On the means, recommended for the attainment of happiness, he observes, “ that the abilities which our Maker has given us, and the internal and external advantages with which he has invested us, are of two very different kinds; those of one kind are bestowed in common upon us and the brute creation, but the other exalt us far above other animals. To disregard any of these gifts would be ingratitude ; but to neglect those of greater excellence, to go no farther than the gross satisfactions of sense, and the functions of mere animal life, would be a far greater crime. We are formed by our Creator capable of acquiring knowledge, and regulating our conduct by reasonable rules; it is, therefore, our duty to cultivate our understandings, and exalt our virtues. We need but make the experiment to find, that the greatest pleasures will arise from such endeavours.
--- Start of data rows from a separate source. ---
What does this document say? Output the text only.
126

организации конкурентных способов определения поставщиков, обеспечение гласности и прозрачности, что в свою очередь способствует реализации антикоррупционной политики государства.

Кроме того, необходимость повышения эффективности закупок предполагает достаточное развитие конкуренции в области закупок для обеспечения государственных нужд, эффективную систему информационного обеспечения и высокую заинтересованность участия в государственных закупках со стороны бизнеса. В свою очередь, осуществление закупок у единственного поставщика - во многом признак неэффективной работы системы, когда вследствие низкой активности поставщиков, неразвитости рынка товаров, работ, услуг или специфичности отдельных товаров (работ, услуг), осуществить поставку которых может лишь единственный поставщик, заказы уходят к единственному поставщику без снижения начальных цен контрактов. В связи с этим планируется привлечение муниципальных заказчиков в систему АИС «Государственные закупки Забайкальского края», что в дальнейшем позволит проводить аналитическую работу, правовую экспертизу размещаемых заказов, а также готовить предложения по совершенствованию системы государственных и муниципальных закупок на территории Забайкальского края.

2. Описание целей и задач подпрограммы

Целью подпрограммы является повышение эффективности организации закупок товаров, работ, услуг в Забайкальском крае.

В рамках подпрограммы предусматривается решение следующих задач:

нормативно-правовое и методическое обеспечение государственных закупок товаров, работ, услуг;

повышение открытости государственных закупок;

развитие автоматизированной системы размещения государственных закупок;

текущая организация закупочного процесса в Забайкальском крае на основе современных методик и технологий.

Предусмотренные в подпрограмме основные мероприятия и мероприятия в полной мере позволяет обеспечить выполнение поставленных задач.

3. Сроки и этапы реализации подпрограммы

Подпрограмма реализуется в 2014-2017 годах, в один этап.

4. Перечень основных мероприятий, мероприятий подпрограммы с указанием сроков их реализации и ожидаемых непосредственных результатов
“ It is trifling to allege, in opposition to this truth, that knowledge cannot be acquired, nor virtue pursued, without toil and efforts, and that all efforts produce fatigue. God requires nothing disproportioned to the powers he has given, and in the exercise of those powers consists the highest satisfaction.
“ Toil and weariness are the effects of vanity: when a man has formed a design of excelling others in merit, he is disquieted by their advances, and leaves nothing unattempted, that he may step before them : this occasions a thousand unreasonable emotions, which justly bring their punishment along with them.
“ But let a man study and labour to cultivate and improve his abilities in the eye of his Maker, and with the prospect of his approbation ; let him attentively reflect on the infinite value of that approbation, and the highest encomiums that men can bestow will vanish into nothing at the comparison. When we live in this manner, we find that we live for a great and glorious end.
“ When this is our frame of mind, we find it no longer difficult to restrain ourselves in the gratifications of eating and drinking, the most gross enjoyments of sense.